Accurate identification of structural defects in materials using atomically resolved scanning transmission electron microscopy (STEM) is crucial for understanding materials structure property correlations. However, deep neural networks (DNNs) trained on simulated data for this classification task often struggle due to the issue of out-of-distribution when applied to experimental data. Moreover, nearly all previously supervised models fail to include additional information such as chemical composition and experimental conditions. To address this issue, we introduce a novel approach that employs a single multilayer perceptron (MLP) classifier trained on multislice simulated data, along with extra information, which we coin as context information. The context information, including chemical composition and experimental imaging conditions, is transformed into vectors and combined with Zernike moment representations of the image data [ 1, 2]. This ensures a single context-aware model can be trained on simulated data from various materials, as illustrated in Figure 1.

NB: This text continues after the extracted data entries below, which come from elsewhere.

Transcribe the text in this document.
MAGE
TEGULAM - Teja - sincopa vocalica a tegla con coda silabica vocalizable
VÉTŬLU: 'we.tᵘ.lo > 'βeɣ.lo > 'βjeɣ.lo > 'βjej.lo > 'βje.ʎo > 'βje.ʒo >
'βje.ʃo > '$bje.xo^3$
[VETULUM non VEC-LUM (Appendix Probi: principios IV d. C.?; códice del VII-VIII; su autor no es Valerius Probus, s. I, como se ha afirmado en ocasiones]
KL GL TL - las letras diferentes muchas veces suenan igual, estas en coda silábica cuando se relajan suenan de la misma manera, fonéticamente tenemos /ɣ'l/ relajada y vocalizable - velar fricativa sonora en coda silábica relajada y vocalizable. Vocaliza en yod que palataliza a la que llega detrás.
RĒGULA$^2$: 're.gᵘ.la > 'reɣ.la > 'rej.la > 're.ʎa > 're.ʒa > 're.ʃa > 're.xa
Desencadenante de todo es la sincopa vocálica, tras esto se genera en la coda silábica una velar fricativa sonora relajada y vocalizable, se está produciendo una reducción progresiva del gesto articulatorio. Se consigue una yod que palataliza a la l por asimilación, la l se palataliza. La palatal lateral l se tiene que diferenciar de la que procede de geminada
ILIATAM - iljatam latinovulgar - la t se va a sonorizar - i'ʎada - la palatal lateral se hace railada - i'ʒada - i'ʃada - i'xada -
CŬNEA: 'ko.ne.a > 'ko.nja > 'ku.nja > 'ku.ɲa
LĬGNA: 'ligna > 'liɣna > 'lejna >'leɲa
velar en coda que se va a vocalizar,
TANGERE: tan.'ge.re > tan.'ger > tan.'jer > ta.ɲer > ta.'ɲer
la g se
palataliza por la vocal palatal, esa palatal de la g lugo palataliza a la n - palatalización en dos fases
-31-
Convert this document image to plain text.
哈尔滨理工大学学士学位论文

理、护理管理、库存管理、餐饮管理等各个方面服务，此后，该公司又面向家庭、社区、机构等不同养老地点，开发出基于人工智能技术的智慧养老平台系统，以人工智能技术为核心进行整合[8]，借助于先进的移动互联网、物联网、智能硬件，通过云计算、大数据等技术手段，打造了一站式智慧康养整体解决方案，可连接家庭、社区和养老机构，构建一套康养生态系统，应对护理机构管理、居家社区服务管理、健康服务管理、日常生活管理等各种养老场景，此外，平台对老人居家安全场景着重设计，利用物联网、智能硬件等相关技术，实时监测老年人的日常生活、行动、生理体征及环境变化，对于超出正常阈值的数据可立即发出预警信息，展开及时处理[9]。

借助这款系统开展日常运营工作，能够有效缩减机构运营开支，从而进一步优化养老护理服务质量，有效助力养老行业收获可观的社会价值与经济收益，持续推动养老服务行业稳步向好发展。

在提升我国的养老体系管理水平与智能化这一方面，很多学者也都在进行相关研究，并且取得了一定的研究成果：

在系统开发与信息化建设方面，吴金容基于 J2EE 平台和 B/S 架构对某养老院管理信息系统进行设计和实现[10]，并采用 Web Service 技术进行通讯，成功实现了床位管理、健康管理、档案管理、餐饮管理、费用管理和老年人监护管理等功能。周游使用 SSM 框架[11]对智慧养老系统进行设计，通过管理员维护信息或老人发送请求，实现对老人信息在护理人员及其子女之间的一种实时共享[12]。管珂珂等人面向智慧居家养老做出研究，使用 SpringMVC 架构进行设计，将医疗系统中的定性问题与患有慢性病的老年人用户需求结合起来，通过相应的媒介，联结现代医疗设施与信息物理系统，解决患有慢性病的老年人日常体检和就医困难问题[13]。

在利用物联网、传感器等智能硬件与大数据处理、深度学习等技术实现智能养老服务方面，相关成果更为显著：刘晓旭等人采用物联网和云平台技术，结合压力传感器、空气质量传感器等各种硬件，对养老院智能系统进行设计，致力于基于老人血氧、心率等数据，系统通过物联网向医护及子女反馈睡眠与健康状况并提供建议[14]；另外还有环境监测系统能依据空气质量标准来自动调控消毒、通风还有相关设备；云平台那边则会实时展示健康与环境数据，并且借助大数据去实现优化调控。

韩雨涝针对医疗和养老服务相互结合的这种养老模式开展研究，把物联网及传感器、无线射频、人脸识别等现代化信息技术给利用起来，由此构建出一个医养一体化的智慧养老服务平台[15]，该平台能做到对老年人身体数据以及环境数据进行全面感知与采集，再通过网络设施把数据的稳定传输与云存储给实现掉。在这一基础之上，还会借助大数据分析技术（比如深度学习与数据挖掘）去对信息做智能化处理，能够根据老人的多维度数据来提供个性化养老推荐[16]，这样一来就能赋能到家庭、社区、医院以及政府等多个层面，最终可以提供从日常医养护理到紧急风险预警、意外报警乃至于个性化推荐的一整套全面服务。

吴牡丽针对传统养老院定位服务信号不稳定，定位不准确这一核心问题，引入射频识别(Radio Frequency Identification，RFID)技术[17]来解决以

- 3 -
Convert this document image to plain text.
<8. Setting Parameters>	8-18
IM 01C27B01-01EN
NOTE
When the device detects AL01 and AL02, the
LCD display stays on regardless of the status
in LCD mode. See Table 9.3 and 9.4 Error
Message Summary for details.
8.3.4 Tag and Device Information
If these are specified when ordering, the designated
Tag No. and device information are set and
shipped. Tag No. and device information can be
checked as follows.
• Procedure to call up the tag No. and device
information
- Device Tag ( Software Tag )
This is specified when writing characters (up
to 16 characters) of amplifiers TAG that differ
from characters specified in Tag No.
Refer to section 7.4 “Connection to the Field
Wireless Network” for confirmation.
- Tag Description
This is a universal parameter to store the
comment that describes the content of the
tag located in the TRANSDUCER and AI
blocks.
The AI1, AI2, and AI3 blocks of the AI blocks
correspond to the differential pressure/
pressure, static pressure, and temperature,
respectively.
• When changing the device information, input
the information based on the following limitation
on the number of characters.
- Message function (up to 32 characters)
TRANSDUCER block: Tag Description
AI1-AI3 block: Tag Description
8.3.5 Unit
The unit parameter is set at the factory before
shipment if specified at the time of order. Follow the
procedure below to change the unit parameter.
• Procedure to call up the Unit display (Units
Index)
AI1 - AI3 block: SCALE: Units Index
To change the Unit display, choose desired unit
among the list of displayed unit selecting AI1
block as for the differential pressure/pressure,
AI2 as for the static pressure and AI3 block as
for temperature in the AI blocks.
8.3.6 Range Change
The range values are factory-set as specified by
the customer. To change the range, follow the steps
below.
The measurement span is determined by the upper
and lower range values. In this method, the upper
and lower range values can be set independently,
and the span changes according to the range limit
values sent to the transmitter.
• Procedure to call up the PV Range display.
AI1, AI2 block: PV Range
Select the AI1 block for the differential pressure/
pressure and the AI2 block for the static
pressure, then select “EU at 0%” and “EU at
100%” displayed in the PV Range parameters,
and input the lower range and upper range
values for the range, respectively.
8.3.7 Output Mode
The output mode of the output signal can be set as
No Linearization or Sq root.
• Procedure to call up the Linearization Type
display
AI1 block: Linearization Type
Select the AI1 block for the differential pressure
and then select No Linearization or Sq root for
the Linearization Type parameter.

To evaluate the effectiveness of this context-aware model, we train our MLP on multislice simulated images of all available 1H MX2 monolayer transition metal dichalcogenides with various dopants, where M is the transition metal and X denotes the chalcogen element. We show that the MLP model achieves 96% accuracy on both training and testing datasets. We also evaluate the model performance on experimental high-angle annular dark field (HAADF) images of monolayer WSe₂ doped Cr. The classification results are consistent with those obtained by human experts, as shown in Figure 2. Additionally, we applied an attention model to the same datasets, which produced comparable outcomes.
Fig. 1.
Integrating context into a unified model. a. Context information (chemical composition, beam energy, detector range in STEM) is often neglected in prior deep learning models. b. Experimental and simulated datasets are used for training. c and e. Previous models trained without context require manual interpretation of outputs. d and f. Our approach encodes context as vectors combined with Zernike moments, enabling a unified model to produce interpretable defect labels across different materials and conditions.
Fig. 2.
Unified MLP identifying point defects in monolayer TMDCs. a. Accuracy curves for 70 epochs reach 96% on training and test datasets, covering 13 materials, 10 dopants, 3 energies, and 2 detectors. b. Classification of an experimental HAADF image of Cr-doped WSe₂, identifying single vacancies (green), double vacancies (cyan), and dopants (red). c. Mean patches for the five defect classes.